A Princeton University study released last week found that students who are given an edge in college admissions because they have legacy status perform worse academically than minorities and athletes who are also given preferences.

Princeton Sociology Prof. Douglas Massey, who conducted the study, concluded that the more preference a college gives a legacy applicant – as measured by the gap between that applicant’s high school grade point average and the mean GPA for the institution – the worse that student will perform during their first two years of college, as measured by their GPA.

Massey based his findings on data from the National Longitudinal Survey of Freshmen. The survey includes data from about 3,900 students who entered 28 public and private selective colleges in the fall of 1999.

Massey said although legacy students generally had higher GPAs and lower dropout rates than minority students, they perfformed worse academically than minorities and athletes relative to the preferences they are given in the admissions process.

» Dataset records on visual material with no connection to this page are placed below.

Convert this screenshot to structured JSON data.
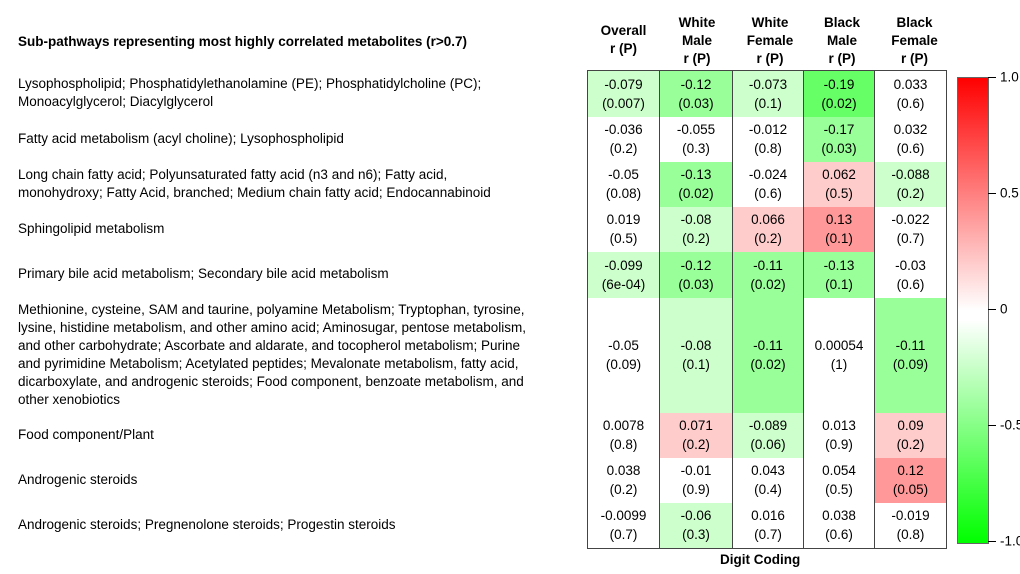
{
  "chart_data": {
    "type": "heatmap",
    "title": "Sub-pathways representing most highly correlated metabolites (r>0.7)",
    "xlabel": "Digit Coding",
    "columns": [
      [
        "Overall",
        "r (P)"
      ],
      [
        "White",
        "Male",
        "r (P)"
      ],
      [
        "White",
        "Female",
        "r (P)"
      ],
      [
        "Black",
        "Male",
        "r (P)"
      ],
      [
        "Black",
        "Female",
        "r (P)"
      ]
    ],
    "rows": [
      {
        "label": [
          "Lysophospholipid; Phosphatidylethanolamine (PE); Phosphatidylcholine (PC);",
          "Monoacylglycerol; Diacylglycerol"
        ],
        "cells": [
          [
            "-0.079",
            "(0.007)",
            "#ccffcc"
          ],
          [
            "-0.12",
            "(0.03)",
            "#99ff99"
          ],
          [
            "-0.073",
            "(0.1)",
            "#ccffcc"
          ],
          [
            "-0.19",
            "(0.02)",
            "#66ff66"
          ],
          [
            "0.033",
            "(0.6)",
            "#ffffff"
          ]
        ]
      },
      {
        "label": [
          "Fatty acid metabolism (acyl choline); Lysophospholipid"
        ],
        "cells": [
          [
            "-0.036",
            "(0.2)",
            "#ffffff"
          ],
          [
            "-0.055",
            "(0.3)",
            "#ffffff"
          ],
          [
            "-0.012",
            "(0.8)",
            "#ffffff"
          ],
          [
            "-0.17",
            "(0.03)",
            "#99ff99"
          ],
          [
            "0.032",
            "(0.6)",
            "#ffffff"
          ]
        ]
      },
      {
        "label": [
          "Long chain fatty acid; Polyunsaturated fatty acid (n3 and n6); Fatty acid,",
          "monohydroxy; Fatty Acid, branched; Medium chain fatty acid; Endocannabinoid"
        ],
        "cells": [
          [
            "-0.05",
            "(0.08)",
            "#ffffff"
          ],
          [
            "-0.13",
            "(0.02)",
            "#99ff99"
          ],
          [
            "-0.024",
            "(0.6)",
            "#ffffff"
          ],
          [
            "0.062",
            "(0.5)",
            "#ffcccc"
          ],
          [
            "-0.088",
            "(0.2)",
            "#ccffcc"
          ]
        ]
      },
      {
        "label": [
          "Sphingolipid metabolism"
        ],
        "cells": [
          [
            "0.019",
            "(0.5)",
            "#ffffff"
          ],
          [
            "-0.08",
            "(0.2)",
            "#ccffcc"
          ],
          [
            "0.066",
            "(0.2)",
            "#ffcccc"
          ],
          [
            "0.13",
            "(0.1)",
            "#ff9999"
          ],
          [
            "-0.022",
            "(0.7)",
            "#ffffff"
          ]
        ]
      },
      {
        "label": [
          "Primary bile acid metabolism; Secondary bile acid metabolism"
        ],
        "cells": [
          [
            "-0.099",
            "(6e-04)",
            "#ccffcc"
          ],
          [
            "-0.12",
            "(0.03)",
            "#99ff99"
          ],
          [
            "-0.11",
            "(0.02)",
            "#99ff99"
          ],
          [
            "-0.13",
            "(0.1)",
            "#99ff99"
          ],
          [
            "-0.03",
            "(0.6)",
            "#ffffff"
          ]
        ]
      },
      {
        "label": [
          "Methionine, cysteine, SAM and taurine, polyamine Metabolism; Tryptophan, tyrosine,",
          "lysine, histidine metabolism, and other amino acid; Aminosugar, pentose metabolism,",
          "and other carbohydrate; Ascorbate and aldarate, and tocopherol metabolism; Purine",
          "and pyrimidine Metabolism; Acetylated peptides; Mevalonate metabolism, fatty acid,",
          "dicarboxylate, and androgenic steroids; Food component, benzoate metabolism, and",
          "other xenobiotics"
        ],
        "cells": [
          [
            "-0.05",
            "(0.09)",
            "#ffffff"
          ],
          [
            "-0.08",
            "(0.1)",
            "#ccffcc"
          ],
          [
            "-0.11",
            "(0.02)",
            "#99ff99"
          ],
          [
            "0.00054",
            "(1)",
            "#ffffff"
          ],
          [
            "-0.11",
            "(0.09)",
            "#99ff99"
          ]
        ]
      },
      {
        "label": [
          "Food component/Plant"
        ],
        "cells": [
          [
            "0.0078",
            "(0.8)",
            "#ffffff"
          ],
          [
            "0.071",
            "(0.2)",
            "#ffcccc"
          ],
          [
            "-0.089",
            "(0.06)",
            "#ccffcc"
          ],
          [
            "0.013",
            "(0.9)",
            "#ffffff"
          ],
          [
            "0.09",
            "(0.2)",
            "#ffcccc"
          ]
        ]
      },
      {
        "label": [
          "Androgenic steroids"
        ],
        "cells": [
          [
            "0.038",
            "(0.2)",
            "#ffffff"
          ],
          [
            "-0.01",
            "(0.9)",
            "#ffffff"
          ],
          [
            "0.043",
            "(0.4)",
            "#ffffff"
          ],
          [
            "0.054",
            "(0.5)",
            "#ffffff"
          ],
          [
            "0.12",
            "(0.05)",
            "#ff9999"
          ]
        ]
      },
      {
        "label": [
          "Androgenic steroids; Pregnenolone steroids; Progestin steroids"
        ],
        "cells": [
          [
            "-0.0099",
            "(0.7)",
            "#ffffff"
          ],
          [
            "-0.06",
            "(0.3)",
            "#ccffcc"
          ],
          [
            "0.016",
            "(0.7)",
            "#ffffff"
          ],
          [
            "0.038",
            "(0.6)",
            "#ffffff"
          ],
          [
            "-0.019",
            "(0.8)",
            "#ffffff"
          ]
        ]
      }
    ],
    "colorbar": {
      "ticks": [
        "1.0",
        "0.5",
        "0",
        "-0.5",
        "-1.0"
      ],
      "range": [
        -1,
        1
      ],
      "low": "#00ff00",
      "mid": "#ffffff",
      "high": "#ff0000"
    }
  }
}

In 1999, legacy applicants were given bonuses equivalent to about 47 points on the old 1600-point SAT test, the study found. Minority applicants received the equivalent of a 77-point bonus on the SAT and athletes received on average a 108-point bonus.

The study works from the premise that students who were admitted with lower qualifications than the average applicant perform worse in college.

It found that 7 percent of legacy students who were given preferences in the admissions process had dropped out by the end of their junior year. During the same time period, 11 percent of minority students and 5 percent of athletes who were given preferences in the admissions process had dropped out.

But Massey said legacy students drop out of college at a higher rate than minorities or athletes relative to the advantage they are given in the admissions process.

Likewise, Massey said legacy students had higher GPAs than minority students or athletes because they were given less of an advantage in the admissions process.

On average, legacy students had a 3.26 GPA after two years in college. Student athletes had an average GPA of 3.12 and minority students had an average GPA of 3.05 over the same period.

“There is a direct relation between the ease of admission and the average GPA of students at selective universities,” Massey said.

The study said one reason legacy students perform worse relative to the preferences they are given is that colleges do not have specially targeted academic support and counseling services for legacy students like they often do for minorities and athletes.

The study was released during a growing national debate about the practice of affirmative action in public institutions. In November, Michigan voters banned the consideration of race in public college admissions, but giving preference to athletes and legacy students is still allowed.

Massey said the study should make people realize that minorities are not the only subgroup that receives preference in college admissions.

“We do not expect these findings to settle the debate on affirmative action,” Massey said. “We do hope, however, that they enable readers to place the issue of minority affirmative action in a broader context.”

Barmak Nassirian, associate executive director of the American Association of Collegiate Registrars and Admissions Officers, said that many colleges give preferences to the children of alumni because they believe it will encourage those alumni to donate.

The University of Michigan’s published evaluation guidelines say that alumni provide “service and support to the larger University community.”

As a result, the students related to these alumni should be given “discretionary consideration,” the guidelines say.

Students with parents who graduated from the University are given the strongest consideration, followed by those with grandparents, siblings or spouses who graduated from the University.

Under the old point-based admissions system, which was struck down by the U.S. Supreme Court in 2003, the University gave applicants four points if their parent had graduated from the University. It gave applicants one point if they had a grandparent, spouse or sibling who graduated from the University. Under that system, minority applicants received 20 points.